4. a) In class we discussed the Balmer lines, which are visible emission bands from the H atom. These represent light that is emitted from the H atom from n = 3, 4, 5, and 6 to n = 2. Determine the energy of each of these 4 transitions and the corresponding wavelength of light that is observed.
b) Lynman discovered another set of emission lines from the H atom, corresponding to transitions from n = 2, 3, 4, 5, and 6 to n = 1. Determine the energies of these 5 transitions and the region of the electromagnetic spectrum all 5 lines fall into.
c) Paschen discovered yet another set of emission lines from the H atom, this time corresponding to transitions from n = 4, 5, 6, and 7 to n = 3. Determine the energy of each of these 4 transitions and the region of the electromagnetic spectrum that all 4 lines fall into.
If you draw all of this information on one (large) figure, you will have essentially recreated Figure 4.15 in your textbook.
5. An electron in a chemical bond can be thought of as a standing wave with fixed ends.
a) If the bond is 1 Å long, determine the wavelength of the electron in its ground and first excited states.
b) Determine the number of nodes in the ground and first excited states. Draw these waves.

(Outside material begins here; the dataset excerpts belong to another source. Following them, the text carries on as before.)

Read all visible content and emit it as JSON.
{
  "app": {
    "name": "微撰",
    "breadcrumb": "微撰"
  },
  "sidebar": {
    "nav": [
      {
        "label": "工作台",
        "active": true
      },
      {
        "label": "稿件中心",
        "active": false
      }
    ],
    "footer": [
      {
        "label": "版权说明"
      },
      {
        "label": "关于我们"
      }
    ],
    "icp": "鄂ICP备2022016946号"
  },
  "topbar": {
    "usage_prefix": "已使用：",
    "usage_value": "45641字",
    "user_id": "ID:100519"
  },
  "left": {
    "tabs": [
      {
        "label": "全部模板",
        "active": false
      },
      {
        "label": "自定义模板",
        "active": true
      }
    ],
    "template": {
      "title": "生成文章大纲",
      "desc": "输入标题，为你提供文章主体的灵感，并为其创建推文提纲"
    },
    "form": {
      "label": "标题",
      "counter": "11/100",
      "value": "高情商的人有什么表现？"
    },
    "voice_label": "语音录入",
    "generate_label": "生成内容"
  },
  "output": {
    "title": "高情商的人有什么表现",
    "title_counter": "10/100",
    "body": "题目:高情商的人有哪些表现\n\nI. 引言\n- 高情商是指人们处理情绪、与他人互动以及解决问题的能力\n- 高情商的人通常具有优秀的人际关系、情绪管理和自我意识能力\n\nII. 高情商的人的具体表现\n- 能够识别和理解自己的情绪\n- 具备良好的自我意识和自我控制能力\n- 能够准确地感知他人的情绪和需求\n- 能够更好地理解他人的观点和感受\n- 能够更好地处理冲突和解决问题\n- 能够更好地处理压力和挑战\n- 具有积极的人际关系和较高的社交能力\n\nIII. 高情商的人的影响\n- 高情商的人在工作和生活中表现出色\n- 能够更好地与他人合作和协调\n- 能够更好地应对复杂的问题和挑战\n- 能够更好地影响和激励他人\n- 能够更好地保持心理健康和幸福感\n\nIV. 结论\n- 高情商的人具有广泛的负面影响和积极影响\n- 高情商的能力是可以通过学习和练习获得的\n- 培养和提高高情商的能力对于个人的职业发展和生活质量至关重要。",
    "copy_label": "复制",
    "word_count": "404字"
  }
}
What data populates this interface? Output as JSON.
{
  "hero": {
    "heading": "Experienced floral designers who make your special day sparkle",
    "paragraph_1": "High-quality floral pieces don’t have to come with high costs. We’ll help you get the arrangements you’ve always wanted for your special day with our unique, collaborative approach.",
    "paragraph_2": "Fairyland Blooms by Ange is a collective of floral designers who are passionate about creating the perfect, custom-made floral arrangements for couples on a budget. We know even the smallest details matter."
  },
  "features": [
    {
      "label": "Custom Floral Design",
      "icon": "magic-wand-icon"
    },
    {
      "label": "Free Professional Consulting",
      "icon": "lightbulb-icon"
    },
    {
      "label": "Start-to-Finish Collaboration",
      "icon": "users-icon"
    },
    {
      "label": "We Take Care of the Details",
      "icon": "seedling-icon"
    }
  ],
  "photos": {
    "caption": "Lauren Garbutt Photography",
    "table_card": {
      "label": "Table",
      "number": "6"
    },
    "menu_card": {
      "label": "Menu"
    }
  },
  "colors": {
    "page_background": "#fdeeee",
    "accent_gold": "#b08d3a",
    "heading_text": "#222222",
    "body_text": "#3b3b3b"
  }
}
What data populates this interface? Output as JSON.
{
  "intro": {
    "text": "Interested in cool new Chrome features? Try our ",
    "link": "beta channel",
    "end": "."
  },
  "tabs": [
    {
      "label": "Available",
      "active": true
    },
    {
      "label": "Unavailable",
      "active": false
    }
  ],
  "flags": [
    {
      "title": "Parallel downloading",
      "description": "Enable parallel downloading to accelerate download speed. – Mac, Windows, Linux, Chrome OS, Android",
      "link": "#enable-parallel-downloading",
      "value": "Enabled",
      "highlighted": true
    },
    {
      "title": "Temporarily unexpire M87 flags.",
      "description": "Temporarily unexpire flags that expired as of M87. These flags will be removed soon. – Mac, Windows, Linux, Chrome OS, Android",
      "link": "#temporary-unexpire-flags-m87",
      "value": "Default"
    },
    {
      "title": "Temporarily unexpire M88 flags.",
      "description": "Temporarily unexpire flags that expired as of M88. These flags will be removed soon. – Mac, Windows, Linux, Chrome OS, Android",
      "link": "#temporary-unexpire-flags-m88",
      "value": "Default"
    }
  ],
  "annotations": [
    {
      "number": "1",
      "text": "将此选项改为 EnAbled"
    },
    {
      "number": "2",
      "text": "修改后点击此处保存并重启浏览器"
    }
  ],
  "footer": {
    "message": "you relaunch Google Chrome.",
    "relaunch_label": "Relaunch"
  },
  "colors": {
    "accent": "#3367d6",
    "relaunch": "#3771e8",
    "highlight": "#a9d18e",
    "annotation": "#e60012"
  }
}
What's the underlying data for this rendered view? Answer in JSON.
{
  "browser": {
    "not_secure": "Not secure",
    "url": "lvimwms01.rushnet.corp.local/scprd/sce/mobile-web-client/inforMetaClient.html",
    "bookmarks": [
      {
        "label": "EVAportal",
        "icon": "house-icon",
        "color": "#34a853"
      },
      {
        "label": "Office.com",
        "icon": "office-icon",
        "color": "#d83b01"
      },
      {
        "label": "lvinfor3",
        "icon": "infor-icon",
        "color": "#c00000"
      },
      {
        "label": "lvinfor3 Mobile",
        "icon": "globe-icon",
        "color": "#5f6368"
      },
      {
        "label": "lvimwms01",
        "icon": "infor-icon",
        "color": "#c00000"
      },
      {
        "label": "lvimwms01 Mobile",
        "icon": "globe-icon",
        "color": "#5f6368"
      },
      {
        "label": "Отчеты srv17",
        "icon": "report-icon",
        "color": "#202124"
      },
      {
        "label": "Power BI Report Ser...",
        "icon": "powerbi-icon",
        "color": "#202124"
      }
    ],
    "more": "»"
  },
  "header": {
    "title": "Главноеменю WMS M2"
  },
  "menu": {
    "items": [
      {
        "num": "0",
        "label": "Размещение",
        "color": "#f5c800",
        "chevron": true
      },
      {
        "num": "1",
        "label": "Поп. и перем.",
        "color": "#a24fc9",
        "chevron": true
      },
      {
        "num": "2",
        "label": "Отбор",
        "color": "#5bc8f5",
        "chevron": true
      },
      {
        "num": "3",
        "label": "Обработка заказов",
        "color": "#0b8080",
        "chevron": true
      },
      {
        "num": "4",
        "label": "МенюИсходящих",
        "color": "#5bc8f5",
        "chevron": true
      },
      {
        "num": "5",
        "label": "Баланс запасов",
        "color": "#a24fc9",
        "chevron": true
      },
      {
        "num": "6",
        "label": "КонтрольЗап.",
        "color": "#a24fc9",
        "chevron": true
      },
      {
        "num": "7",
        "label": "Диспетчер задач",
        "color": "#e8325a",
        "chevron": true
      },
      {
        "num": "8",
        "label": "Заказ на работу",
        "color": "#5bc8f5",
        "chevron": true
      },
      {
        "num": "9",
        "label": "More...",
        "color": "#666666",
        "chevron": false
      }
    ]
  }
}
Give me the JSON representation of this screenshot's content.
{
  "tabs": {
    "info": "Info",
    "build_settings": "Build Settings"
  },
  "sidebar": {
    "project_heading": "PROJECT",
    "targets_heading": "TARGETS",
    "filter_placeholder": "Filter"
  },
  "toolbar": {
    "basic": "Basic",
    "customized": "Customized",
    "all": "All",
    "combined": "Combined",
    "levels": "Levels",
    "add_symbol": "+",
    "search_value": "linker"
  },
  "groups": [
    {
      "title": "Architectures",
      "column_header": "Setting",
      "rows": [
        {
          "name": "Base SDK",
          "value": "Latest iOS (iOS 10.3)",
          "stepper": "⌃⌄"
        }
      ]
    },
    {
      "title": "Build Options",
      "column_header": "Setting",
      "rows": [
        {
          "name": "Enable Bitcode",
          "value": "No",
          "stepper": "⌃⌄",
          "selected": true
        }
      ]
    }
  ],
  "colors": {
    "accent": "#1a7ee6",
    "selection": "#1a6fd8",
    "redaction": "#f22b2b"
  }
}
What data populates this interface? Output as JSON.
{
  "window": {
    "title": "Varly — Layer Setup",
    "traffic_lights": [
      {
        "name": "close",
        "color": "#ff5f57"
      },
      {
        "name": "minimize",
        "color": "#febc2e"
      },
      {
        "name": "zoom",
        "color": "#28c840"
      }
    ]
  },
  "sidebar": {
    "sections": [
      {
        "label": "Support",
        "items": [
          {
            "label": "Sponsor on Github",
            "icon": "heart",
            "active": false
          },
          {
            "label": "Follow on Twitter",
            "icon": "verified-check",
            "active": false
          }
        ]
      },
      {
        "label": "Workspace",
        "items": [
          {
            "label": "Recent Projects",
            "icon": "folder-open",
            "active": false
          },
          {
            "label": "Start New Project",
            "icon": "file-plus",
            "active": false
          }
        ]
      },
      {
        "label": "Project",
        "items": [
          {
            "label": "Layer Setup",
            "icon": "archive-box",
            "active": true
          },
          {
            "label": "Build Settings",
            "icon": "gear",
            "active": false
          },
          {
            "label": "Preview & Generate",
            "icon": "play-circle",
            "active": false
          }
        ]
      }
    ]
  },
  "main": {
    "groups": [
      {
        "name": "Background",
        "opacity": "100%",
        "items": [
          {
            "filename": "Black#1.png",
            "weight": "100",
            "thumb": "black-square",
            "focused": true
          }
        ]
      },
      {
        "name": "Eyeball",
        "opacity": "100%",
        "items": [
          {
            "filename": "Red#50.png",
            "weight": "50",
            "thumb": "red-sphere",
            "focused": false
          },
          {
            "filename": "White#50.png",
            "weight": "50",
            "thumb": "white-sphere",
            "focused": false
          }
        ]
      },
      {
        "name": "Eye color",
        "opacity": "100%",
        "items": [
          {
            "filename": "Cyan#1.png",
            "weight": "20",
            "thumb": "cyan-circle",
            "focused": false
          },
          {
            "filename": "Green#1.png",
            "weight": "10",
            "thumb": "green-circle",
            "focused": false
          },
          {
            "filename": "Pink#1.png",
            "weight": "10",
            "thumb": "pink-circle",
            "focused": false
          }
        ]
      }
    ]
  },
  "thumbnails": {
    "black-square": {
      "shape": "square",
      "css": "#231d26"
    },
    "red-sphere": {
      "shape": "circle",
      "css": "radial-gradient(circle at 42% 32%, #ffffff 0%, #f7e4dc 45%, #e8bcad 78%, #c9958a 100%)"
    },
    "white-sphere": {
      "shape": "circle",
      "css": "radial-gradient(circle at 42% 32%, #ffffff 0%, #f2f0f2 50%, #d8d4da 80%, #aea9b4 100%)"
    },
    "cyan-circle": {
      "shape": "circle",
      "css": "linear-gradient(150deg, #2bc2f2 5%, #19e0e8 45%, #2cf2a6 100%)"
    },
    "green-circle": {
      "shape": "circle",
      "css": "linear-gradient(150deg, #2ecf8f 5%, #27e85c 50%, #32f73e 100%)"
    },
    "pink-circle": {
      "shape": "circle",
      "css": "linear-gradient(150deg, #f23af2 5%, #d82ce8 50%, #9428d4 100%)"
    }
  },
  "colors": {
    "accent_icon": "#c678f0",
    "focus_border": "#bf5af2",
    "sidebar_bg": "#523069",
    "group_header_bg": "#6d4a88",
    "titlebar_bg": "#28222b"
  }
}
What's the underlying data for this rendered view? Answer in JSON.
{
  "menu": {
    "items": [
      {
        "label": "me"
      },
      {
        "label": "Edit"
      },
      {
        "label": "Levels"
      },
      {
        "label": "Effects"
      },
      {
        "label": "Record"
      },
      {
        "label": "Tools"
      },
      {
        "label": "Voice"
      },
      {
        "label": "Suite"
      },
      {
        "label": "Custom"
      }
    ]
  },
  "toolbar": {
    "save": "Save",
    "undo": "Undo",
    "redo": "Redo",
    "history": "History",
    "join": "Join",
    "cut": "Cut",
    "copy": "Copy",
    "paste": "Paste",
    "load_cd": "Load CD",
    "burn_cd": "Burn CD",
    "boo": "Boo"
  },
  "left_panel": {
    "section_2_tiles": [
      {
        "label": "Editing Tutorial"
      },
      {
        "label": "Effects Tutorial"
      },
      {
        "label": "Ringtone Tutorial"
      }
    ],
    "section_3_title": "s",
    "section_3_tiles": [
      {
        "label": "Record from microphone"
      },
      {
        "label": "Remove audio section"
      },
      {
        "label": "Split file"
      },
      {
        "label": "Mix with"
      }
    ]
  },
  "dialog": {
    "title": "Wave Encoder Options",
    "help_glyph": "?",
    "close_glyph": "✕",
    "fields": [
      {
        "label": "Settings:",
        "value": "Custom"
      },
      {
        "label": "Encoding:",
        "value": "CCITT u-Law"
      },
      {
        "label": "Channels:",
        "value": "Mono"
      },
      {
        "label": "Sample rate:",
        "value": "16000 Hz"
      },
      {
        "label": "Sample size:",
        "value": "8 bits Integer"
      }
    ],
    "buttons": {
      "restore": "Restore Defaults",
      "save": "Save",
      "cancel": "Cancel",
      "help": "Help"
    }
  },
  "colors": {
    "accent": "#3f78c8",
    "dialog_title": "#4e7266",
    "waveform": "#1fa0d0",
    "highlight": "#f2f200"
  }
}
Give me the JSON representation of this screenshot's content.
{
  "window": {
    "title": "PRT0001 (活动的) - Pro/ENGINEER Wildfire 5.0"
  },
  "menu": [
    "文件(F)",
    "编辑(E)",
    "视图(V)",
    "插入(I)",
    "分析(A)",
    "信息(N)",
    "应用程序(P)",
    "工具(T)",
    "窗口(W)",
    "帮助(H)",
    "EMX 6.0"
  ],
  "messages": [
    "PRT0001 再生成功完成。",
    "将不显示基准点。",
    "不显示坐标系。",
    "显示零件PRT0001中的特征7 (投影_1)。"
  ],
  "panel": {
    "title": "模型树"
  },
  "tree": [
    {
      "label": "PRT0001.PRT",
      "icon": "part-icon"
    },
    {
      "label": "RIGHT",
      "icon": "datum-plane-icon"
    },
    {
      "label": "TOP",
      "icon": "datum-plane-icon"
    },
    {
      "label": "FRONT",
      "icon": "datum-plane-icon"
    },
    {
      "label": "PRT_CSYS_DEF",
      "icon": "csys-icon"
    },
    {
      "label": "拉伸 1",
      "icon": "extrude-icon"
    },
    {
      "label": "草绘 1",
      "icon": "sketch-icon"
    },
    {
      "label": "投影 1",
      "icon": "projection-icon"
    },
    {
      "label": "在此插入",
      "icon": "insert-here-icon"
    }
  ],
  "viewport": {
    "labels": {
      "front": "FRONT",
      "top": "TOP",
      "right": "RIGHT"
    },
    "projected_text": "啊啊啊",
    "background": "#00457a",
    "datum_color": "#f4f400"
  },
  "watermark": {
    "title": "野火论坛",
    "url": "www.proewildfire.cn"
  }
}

6. The position of an electron is known within 10 Å. What is the minimum uncertainty in its velocity?
7. Photons of green light are used to determine the position of a baseball to the precision of one wavelength. Determine the minimum uncertainty in the velocity of the baseball. Is it likely that this uncertainty would effect a batter's ability to hit the ball? Estimate the mass of a baseball as 150 g.
8. When an intense beam of green light is directed onto a copper surface, no electrons are ejected. What will happen if the green light is replaced with red light?
9. Alarm systems use the photoelectric effect. A beam of light strikes a piece of metal, which ejects electrons continuously to induce a small electric current. When a person steps into the light beam, the current is interrupted and the alarm is triggered. What is the maximum wavelength of light that can be used in such an alarm system if the metal is sodium, which requires a minimum energy to eject an electron to be 5.51 x 10-19 J?
10. Name a transition in C5+ that will lead to the absorption of green light.